Helen Maria Roser (January 6, 1903 – March 16, 1992) was an American nurse and nursing educator. She was associate director of the Hartford Hospital School of Nursing, and co-author of an anatomy and physiology textbook for nurses.

== Early life and education ==
Roser was from Glastonbury, Connecticut, the daughter of Herman Roser and Maria Ursula Heim Roser. Both of her parents were immigrants from Germany; her father was president of a tannery, and her mother was a founding member of the Visiting Nurses Association in Glastonbury. Helen Roser graduated from Mount Holyoke College in 1925. She earned a nursing degree from Columbia University School of Nursing and a master's degree from Teachers College, Columbia University.

== Career ==
Roser was a nurse and nursing educator. She was head nurse at the Columbia-Presbyterian Medical Center in New York, and taught nursing courses at Columbia University. She was co-author of Anatomy and physiology laboratory manual and study guide (1939, 1943, 1948), with Barry Griffith King; the textbook went through several editions in the 1940s. During World War II, she was director of nursing education at the Institute of Living, a psychiatric facility in Hartford. She was assistant executive secretary of the American Nurses Association's Professional Counseling and Placement Service from 1945 to 1953, based at ANA's headquarters in Maryland.
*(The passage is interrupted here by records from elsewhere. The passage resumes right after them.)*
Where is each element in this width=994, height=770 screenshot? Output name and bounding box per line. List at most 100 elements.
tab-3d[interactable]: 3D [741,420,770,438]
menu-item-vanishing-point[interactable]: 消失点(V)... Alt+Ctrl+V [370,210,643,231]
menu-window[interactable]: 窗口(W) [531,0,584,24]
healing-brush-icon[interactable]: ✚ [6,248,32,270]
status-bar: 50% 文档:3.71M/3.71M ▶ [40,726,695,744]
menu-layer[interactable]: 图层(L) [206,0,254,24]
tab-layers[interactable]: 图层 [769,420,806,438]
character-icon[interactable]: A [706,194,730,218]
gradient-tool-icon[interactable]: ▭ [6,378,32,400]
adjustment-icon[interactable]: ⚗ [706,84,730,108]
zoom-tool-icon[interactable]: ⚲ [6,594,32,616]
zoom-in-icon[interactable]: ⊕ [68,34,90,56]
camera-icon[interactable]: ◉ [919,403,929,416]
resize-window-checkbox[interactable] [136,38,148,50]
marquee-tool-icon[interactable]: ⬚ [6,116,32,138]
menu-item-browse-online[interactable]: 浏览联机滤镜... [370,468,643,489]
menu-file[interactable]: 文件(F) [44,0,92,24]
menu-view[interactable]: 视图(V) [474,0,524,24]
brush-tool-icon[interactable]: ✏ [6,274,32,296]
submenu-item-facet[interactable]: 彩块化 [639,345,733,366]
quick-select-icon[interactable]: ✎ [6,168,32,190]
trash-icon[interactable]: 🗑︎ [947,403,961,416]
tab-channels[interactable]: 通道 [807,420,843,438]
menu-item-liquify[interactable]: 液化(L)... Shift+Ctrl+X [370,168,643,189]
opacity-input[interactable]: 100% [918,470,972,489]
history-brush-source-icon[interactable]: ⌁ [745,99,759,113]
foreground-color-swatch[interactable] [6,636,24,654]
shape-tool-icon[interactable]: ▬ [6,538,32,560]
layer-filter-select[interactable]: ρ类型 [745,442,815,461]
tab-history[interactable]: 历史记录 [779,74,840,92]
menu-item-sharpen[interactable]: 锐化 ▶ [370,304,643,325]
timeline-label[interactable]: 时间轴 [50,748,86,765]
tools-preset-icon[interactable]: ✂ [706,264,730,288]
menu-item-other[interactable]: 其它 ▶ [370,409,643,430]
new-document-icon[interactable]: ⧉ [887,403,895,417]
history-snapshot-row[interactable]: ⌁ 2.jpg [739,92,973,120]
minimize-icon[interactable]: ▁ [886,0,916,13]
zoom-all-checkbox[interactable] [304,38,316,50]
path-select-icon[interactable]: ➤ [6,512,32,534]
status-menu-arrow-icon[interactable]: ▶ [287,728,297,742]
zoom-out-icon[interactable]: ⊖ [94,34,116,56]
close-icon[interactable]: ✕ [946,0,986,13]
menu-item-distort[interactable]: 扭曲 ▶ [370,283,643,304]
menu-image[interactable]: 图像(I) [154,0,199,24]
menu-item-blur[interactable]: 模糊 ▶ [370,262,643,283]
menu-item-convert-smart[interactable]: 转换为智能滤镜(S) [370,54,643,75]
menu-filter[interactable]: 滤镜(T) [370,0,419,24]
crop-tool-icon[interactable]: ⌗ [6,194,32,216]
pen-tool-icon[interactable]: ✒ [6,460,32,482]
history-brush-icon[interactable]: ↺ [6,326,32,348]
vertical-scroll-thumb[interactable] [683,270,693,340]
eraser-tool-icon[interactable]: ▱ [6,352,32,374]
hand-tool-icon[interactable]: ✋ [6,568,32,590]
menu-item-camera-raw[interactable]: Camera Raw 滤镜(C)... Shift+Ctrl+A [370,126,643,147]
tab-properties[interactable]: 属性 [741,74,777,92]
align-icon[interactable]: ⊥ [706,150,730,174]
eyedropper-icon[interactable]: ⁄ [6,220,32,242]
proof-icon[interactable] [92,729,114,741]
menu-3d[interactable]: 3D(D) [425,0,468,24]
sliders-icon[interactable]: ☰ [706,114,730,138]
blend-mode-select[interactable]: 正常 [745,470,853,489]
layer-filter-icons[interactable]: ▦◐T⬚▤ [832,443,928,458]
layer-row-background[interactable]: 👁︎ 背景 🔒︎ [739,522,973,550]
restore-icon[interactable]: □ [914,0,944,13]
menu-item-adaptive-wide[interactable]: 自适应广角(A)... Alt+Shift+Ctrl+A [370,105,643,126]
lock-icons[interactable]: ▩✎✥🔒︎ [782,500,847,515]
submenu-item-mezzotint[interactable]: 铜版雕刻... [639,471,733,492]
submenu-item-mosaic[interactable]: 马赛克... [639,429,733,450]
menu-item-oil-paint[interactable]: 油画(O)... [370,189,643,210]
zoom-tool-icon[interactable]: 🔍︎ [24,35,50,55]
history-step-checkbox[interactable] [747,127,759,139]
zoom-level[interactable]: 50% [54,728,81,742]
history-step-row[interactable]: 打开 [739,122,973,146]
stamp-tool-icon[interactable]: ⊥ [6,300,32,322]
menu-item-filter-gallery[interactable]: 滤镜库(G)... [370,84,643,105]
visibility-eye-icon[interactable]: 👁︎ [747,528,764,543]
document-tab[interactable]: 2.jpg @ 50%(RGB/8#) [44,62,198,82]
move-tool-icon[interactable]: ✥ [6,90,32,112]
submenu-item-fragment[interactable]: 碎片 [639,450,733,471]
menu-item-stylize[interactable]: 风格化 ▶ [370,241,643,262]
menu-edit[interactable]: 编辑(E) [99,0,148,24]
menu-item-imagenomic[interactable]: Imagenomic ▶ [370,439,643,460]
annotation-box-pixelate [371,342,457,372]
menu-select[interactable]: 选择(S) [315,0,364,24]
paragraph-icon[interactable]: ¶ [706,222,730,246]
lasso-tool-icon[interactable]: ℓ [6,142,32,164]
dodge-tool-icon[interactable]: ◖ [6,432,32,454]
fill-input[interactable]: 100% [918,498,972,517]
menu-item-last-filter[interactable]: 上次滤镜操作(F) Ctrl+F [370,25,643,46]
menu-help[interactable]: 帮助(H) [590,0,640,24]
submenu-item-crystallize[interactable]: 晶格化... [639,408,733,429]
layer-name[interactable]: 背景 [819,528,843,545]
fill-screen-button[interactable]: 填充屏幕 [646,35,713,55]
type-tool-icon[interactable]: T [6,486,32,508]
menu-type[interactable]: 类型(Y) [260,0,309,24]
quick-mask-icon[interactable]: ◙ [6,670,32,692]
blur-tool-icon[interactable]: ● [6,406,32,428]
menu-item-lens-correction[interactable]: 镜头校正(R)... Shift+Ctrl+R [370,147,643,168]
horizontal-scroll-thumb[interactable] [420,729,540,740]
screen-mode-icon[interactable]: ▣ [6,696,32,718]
In 1947, she spoke at the annual meeting of the National Association of Colored Graduate Nurses, in Atlanta.

She was associate director of the Hartford Hospital School of Nursing in Connecticut from 1953 until she retired in 1968. In retirement, she was active with the Visiting Nurses Association, the Women's Board of Hartford Seminary, and the Campfire Girls.

== Personal life ==
Roser died in 1992, in Hartford, aged 89 years.